44% turnover growth for the UK’s Top 30 independent craft brewers in just a year

11 September 2017


  • Top 30 brewers pass £125m turnover
  • “No slowing” of the craft beer industry

The turnover of the UK’s Top 30 independent craft brewers has risen 44% in just one year, reaching £125m*, says Funding Options, the online business finance supermarket.

The UK’s top independent craft breweries, started in 1995 or later, have increased their turnover by nearly five-fold since 2011/12, when it stood at just £27m (see graph below).

The UK’s Top 30 independent craft brewers have seen turnover increase by 44% in the last year


Graph: The UK’s Top 30 independent craft brewers have seen turnover increase by 44% in the last year'

Funding Options says that BrewDog, as well as making up nearly 60% of the Top 30’s turnover, has been the driving force behind the industry’s growth, and remains the standard-bearer of independent craft beer in the UK.

BrewDog was one of the first of the new wave of craft breweries to push their way onto prominent supermarket shelf space, which might have previously been occupied by international beer brands from mega breweries.

Funding Options adds that the independent sector’s turnover would have been far larger had it not been for numerous sales of independent brewers to private equity firms and larger drink companies.

Meantime Brewing was sold to SAB Miller for £50m, Camden Town Brewery was purchased by AB InBev for approximately £85m, and Carlsberg recently bought London Fields Brewery.

Funding Options says that more and more entrepreneurs are opening breweries having been attracted partly by the potential of selling their brewery on to a larger competitor.
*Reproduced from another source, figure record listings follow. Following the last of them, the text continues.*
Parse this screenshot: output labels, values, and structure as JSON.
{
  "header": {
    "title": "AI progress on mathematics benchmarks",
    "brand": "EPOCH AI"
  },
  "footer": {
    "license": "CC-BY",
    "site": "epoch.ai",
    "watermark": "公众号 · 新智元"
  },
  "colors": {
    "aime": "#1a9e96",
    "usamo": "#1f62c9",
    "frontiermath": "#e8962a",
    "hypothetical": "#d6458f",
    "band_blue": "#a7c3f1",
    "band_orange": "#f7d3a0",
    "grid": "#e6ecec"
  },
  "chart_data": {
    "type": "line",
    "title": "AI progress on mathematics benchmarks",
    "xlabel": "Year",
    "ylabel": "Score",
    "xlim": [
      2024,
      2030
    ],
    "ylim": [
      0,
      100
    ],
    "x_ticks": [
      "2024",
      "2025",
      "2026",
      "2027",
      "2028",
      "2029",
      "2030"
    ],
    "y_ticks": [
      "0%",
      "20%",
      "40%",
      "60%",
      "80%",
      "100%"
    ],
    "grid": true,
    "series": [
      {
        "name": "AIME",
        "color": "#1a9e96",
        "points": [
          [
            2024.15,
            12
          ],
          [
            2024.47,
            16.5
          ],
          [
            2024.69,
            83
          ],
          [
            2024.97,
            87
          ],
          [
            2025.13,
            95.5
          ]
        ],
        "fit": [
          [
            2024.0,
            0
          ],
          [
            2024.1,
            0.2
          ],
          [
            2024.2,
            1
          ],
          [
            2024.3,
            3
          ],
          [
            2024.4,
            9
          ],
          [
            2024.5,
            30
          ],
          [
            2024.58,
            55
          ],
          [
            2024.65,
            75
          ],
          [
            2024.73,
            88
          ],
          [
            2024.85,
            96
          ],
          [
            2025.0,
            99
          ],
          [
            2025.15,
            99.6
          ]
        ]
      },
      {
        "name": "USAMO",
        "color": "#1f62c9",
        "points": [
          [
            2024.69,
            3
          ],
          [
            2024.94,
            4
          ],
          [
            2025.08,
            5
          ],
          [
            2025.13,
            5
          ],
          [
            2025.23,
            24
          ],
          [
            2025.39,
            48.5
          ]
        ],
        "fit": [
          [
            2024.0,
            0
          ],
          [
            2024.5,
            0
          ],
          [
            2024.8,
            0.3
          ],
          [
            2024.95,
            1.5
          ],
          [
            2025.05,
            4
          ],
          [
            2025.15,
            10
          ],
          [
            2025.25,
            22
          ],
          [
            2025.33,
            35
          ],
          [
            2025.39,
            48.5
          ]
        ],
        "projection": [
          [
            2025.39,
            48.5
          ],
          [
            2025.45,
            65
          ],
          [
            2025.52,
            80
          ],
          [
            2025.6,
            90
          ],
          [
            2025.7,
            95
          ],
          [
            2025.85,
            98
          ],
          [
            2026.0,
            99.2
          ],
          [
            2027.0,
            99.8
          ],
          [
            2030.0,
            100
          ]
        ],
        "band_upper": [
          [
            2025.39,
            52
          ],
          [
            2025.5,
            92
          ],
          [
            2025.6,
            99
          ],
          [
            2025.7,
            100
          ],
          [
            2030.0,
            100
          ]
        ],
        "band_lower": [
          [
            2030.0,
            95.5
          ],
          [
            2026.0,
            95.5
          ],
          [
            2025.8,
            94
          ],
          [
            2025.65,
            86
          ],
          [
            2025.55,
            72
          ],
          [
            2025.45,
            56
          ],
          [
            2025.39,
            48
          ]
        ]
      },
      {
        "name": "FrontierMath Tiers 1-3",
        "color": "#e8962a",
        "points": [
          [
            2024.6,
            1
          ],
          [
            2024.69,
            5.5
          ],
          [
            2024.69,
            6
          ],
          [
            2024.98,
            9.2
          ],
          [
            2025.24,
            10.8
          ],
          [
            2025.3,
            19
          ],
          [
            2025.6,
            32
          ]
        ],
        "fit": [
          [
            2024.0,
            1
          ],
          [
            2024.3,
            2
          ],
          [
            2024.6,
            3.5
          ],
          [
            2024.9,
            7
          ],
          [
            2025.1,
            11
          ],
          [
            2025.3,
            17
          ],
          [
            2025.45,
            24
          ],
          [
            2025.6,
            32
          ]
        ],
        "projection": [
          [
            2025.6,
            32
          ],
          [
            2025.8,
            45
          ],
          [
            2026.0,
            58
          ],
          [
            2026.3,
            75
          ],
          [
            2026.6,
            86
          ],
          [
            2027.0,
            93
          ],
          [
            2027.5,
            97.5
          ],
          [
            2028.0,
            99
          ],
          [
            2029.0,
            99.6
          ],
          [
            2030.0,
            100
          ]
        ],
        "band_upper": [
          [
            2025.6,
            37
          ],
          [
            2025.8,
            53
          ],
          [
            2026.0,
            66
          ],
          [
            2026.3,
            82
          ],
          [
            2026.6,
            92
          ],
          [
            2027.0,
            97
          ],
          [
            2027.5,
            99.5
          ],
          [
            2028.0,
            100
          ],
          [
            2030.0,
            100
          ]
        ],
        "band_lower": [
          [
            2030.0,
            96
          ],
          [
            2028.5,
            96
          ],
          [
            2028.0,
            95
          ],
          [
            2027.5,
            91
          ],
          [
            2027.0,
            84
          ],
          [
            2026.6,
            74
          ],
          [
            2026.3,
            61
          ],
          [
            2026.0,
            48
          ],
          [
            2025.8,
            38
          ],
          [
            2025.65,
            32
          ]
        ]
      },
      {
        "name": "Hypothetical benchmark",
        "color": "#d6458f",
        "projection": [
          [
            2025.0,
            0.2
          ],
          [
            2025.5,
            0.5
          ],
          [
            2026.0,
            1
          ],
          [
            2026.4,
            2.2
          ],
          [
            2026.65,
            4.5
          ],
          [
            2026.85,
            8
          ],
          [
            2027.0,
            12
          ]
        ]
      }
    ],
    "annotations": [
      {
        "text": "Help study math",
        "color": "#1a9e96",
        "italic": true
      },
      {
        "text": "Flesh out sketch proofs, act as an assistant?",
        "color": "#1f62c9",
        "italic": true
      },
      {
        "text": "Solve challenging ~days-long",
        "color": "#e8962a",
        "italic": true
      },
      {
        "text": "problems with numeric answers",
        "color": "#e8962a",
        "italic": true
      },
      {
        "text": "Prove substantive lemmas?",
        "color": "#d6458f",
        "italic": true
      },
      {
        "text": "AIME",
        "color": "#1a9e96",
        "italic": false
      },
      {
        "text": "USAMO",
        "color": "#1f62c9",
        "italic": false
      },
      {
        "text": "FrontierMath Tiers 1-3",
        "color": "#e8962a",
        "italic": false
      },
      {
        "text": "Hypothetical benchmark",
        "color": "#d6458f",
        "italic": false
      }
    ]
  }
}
A record 520 new breweries were launched in the UK last year**.

Conrad Ford, Founder of Funding Options (www.fundingoptions.com), says:

“The UK’s craft beer revenue growth has actually accelerated slightly in the last year, which is a phenomenal result.”
“Many of the UK’s most prominent craft brands have achieved widespread success and have attracted huge buyouts, and a new group of smaller companies will have similar aspirations.”
“While the more established craft breweries can finance their own growth, it is the newer companies that often need additional finance to give them a leg-up and help them reach their full potential.”
“For every successful craft beer, there will be many more who haven’t been able to give success a proper shot – this is often down to a lack of competitive finance.”

* Companies House data, year-end 2015/16.